Given that sin(x) = 4/5 and cos(y) = 5/13, we can substitute these values into the formula.
cos(x - y) = cos(x)cos(y) + sin(x)sin(y)
cos(x - y) = (cos(y) * cos(x)) + (sin(y) * sin(x))
cos(x - y) = (5/13 * cos(x)) + (sin(y) * 4/5)
To find cos(x), we can use the Pythagorean Identity sin^2(x) + cos^2(x) = 1. Since sin(x) = 4/5, we can substitute this value into the formula.
(4/5)^2 + cos^2(x) = 1
16/25 + cos^2(x) = 1
cos^2(x) = 1 - 16/25
cos^2(x) = 9/25
Taking the square root of both sides, we get cos(x) = ±(3/5). Since x is in quadrant 1, we take the positive value, so cos(x) = 3/5.
Now substituting this value into the equation for cos(x - y), we get
cos(x - y) = (5/13 * 3/5) + (sin(y) * 4/5)

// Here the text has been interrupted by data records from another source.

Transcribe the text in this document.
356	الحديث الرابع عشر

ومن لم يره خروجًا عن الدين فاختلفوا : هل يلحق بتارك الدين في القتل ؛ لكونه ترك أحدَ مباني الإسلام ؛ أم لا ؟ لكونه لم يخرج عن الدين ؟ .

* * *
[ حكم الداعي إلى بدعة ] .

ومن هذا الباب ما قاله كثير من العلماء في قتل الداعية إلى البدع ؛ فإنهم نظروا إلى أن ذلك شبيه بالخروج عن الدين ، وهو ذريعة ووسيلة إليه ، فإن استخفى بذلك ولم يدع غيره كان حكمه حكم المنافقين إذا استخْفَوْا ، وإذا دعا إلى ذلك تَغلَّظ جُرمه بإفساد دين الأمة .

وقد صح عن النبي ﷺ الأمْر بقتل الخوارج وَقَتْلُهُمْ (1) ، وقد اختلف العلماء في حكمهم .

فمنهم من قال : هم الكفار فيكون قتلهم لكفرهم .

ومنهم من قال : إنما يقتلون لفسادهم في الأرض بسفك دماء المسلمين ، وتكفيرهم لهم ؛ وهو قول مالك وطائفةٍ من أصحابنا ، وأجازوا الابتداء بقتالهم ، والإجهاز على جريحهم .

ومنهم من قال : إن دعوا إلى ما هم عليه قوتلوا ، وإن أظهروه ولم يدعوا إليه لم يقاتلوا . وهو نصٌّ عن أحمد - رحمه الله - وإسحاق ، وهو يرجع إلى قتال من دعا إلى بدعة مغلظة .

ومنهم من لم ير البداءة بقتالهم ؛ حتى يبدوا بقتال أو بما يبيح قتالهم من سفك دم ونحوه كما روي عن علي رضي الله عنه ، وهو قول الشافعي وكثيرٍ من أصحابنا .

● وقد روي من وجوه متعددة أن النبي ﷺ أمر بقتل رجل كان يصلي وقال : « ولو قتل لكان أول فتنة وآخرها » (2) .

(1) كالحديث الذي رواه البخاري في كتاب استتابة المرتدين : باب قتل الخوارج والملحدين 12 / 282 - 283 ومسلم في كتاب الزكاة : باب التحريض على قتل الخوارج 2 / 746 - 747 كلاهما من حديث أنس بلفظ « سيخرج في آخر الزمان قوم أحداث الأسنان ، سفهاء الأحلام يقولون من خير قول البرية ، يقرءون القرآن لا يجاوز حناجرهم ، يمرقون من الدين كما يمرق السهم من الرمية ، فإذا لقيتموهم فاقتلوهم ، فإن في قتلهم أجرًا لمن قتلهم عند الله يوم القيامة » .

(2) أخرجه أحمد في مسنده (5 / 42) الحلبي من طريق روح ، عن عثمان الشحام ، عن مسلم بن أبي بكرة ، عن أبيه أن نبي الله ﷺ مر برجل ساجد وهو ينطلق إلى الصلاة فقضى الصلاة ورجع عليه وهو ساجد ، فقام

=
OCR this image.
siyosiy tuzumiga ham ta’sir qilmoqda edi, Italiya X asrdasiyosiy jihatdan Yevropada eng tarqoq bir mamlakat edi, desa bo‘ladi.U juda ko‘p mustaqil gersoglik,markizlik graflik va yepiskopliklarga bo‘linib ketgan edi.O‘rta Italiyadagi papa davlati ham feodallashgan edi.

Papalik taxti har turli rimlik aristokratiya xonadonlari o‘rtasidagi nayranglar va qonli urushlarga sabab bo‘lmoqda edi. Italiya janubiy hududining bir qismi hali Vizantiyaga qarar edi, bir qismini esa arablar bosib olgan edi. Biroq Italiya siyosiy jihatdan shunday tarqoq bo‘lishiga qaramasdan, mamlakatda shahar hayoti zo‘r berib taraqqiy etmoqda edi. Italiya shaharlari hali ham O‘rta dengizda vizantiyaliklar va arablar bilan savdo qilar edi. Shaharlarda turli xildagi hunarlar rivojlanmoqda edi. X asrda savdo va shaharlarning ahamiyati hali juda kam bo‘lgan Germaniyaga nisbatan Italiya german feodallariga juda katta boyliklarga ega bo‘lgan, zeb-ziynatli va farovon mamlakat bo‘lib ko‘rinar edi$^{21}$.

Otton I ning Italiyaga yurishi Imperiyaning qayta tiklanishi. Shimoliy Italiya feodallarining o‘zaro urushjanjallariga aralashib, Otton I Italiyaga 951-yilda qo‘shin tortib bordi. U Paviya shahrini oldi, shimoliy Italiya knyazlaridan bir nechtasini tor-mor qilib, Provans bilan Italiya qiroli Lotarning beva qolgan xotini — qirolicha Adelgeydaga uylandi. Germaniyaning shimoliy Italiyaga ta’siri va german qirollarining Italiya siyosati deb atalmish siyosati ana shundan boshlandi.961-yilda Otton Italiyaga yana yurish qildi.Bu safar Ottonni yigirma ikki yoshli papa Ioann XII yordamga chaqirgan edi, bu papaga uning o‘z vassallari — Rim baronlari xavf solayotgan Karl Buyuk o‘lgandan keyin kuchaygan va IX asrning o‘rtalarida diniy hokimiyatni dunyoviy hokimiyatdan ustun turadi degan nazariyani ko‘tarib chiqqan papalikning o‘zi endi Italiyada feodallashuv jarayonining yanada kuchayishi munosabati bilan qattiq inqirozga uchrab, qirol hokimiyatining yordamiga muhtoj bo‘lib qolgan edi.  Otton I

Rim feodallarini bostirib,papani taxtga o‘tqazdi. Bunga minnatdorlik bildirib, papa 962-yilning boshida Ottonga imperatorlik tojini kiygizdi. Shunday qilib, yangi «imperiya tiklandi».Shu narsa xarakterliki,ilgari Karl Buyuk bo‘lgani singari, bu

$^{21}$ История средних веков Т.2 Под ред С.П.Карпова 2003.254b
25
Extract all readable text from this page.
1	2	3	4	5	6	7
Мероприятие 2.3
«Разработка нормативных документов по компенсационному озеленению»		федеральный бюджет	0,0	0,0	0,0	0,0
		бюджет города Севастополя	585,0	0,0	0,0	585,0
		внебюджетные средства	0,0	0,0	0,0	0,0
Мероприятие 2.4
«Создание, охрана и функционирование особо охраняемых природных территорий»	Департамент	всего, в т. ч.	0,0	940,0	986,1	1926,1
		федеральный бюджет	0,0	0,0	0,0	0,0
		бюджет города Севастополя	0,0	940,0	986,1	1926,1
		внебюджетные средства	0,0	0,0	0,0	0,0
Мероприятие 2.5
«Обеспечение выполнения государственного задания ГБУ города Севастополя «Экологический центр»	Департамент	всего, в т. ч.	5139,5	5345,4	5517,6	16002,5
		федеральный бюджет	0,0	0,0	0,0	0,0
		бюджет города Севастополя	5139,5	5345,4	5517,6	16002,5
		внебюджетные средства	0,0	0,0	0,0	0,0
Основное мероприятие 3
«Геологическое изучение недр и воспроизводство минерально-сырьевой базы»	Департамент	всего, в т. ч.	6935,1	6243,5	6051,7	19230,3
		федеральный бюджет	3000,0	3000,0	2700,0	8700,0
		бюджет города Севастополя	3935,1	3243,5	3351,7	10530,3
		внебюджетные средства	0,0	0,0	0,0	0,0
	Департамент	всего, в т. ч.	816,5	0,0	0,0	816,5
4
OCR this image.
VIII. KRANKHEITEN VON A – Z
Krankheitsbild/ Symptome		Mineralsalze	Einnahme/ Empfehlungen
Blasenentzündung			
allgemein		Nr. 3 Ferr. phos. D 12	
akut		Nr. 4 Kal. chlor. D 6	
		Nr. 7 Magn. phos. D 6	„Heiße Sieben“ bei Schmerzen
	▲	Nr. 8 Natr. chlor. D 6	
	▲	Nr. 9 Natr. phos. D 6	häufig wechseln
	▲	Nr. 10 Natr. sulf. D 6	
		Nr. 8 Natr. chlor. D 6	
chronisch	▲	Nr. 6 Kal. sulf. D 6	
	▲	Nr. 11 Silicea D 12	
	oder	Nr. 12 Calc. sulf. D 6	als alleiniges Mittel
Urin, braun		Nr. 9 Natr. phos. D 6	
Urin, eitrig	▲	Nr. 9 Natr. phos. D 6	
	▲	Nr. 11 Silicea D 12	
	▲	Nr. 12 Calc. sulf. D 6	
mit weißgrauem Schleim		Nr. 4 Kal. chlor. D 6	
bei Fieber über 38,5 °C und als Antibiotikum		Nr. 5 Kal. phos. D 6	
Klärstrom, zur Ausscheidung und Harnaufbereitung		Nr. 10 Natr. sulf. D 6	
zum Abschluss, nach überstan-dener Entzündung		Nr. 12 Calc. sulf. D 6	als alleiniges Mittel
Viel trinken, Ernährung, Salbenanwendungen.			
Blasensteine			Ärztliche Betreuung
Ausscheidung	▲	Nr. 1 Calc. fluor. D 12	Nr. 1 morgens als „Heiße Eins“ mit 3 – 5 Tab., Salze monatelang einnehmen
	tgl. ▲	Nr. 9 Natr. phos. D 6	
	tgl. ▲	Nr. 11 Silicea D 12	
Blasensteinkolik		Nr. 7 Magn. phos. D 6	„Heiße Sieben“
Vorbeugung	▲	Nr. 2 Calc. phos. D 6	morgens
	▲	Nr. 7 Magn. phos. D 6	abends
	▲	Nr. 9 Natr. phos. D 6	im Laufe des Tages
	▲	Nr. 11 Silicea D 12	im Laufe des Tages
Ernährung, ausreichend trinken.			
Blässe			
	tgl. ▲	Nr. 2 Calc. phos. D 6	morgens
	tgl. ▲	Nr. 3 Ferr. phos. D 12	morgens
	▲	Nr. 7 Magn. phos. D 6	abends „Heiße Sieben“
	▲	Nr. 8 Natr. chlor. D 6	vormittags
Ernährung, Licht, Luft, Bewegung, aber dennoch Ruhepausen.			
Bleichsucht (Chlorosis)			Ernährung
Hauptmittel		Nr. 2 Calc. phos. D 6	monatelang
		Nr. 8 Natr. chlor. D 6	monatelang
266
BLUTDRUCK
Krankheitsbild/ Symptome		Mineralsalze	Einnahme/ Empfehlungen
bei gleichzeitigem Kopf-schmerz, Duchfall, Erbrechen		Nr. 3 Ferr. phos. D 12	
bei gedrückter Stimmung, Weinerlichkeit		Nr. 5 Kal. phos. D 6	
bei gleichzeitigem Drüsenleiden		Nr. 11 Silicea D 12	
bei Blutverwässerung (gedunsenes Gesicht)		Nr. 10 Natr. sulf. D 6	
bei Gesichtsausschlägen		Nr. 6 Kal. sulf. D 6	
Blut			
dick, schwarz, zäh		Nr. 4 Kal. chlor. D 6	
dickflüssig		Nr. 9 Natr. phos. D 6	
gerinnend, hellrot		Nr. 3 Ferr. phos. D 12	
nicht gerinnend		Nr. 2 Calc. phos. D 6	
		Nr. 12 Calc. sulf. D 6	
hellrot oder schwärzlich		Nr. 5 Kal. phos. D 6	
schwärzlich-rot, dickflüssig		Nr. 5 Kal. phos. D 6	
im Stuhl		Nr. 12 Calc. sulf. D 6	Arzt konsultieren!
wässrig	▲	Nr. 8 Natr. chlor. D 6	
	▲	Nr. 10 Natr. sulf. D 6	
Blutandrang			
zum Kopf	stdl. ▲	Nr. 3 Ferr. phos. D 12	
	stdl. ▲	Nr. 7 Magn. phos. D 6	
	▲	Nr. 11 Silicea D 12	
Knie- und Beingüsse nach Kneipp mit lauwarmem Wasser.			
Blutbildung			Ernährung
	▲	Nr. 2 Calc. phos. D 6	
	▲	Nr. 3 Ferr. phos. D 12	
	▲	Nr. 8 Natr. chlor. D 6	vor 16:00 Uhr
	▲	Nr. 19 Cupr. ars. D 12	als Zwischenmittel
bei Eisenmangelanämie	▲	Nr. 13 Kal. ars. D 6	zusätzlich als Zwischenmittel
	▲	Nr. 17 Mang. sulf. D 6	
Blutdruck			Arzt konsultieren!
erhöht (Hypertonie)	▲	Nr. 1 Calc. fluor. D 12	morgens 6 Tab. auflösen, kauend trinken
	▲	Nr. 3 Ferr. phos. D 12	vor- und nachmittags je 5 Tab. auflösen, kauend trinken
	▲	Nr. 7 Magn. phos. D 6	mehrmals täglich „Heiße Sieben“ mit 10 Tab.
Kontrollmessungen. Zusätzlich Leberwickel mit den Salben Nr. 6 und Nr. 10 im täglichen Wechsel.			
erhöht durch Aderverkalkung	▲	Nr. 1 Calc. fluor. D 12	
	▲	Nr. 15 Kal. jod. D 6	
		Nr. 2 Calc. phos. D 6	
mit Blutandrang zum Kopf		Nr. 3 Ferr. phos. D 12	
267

cos(x - y) = 15/65 + (sin(y) * 4/5)
To find sin(y), we can use the Pythagorean Identity sin^2(y) + cos^2(y) = 1. Since cos(y) = 5/13, we can substitute this value into the formula.
sin^2(y) + (5/13)^2 = 1
sin^2(y) + 25/169 = 1
sin^2(y) = 1 - 25/169
sin^2(y) = 144/169
Taking the square root of both sides, we get sin(y) = ±(12/13). Since y is in quadrant 1, we take the positive value, so sin(y) = 12/13.
Now substituting this value into the equation for cos(x - y), we get
cos(x - y) = 15/65 + (12/13 * 4/5)
cos(x - y) = 15/65 + 48/65
cos(x - y) = 63/65
Therefore, the exact value of cos(x - y) is 63/65.
To find the exact value of cos(x-y), we can use the trigonometric identity cos(x-y) = cos(x)cos(y) + sin(x)sin(y).
Given that sin(x) = 4/5 and cos(y) = 5/13, we can substitute these values into the identity.
cos(x-y) = cos(x)cos(y) + sin(x)sin(y)
= (4/5)(5/13) + (cos(y)/sin(y))(4/5)
Next, we need to find cos(y)/sin(y). We can use the Pythagorean identity sin^2(y) + cos^2(y) = 1 to find sin(y).
sin^2(y) + cos^2(y) = 1
sin^2(y) + (5/13)^2 = 1
sin^2(y) + 25/169 = 1
sin^2(y) = 1 - 25/169
sin^2(y) = (169 - 25)/169
sin^2(y) = 144/169
sin(y) = sqrt(144/169)
sin(y) = 12/13
Now we can substitute the values of cos(y) = 5/13 and sin(y) = 12/13 into our equation for cos(x-y).
cos(x-y) = (4/5)(5/13) + (cos(y)/sin(y))(4/5)
= 20/65 + (5/13)(4/5)
= 20/65 + 20/65
= 40/65
Simplifying the fraction, we get:
cos(x-y) = 40/65
Therefore, the exact value of cos(x-y) is 40/65.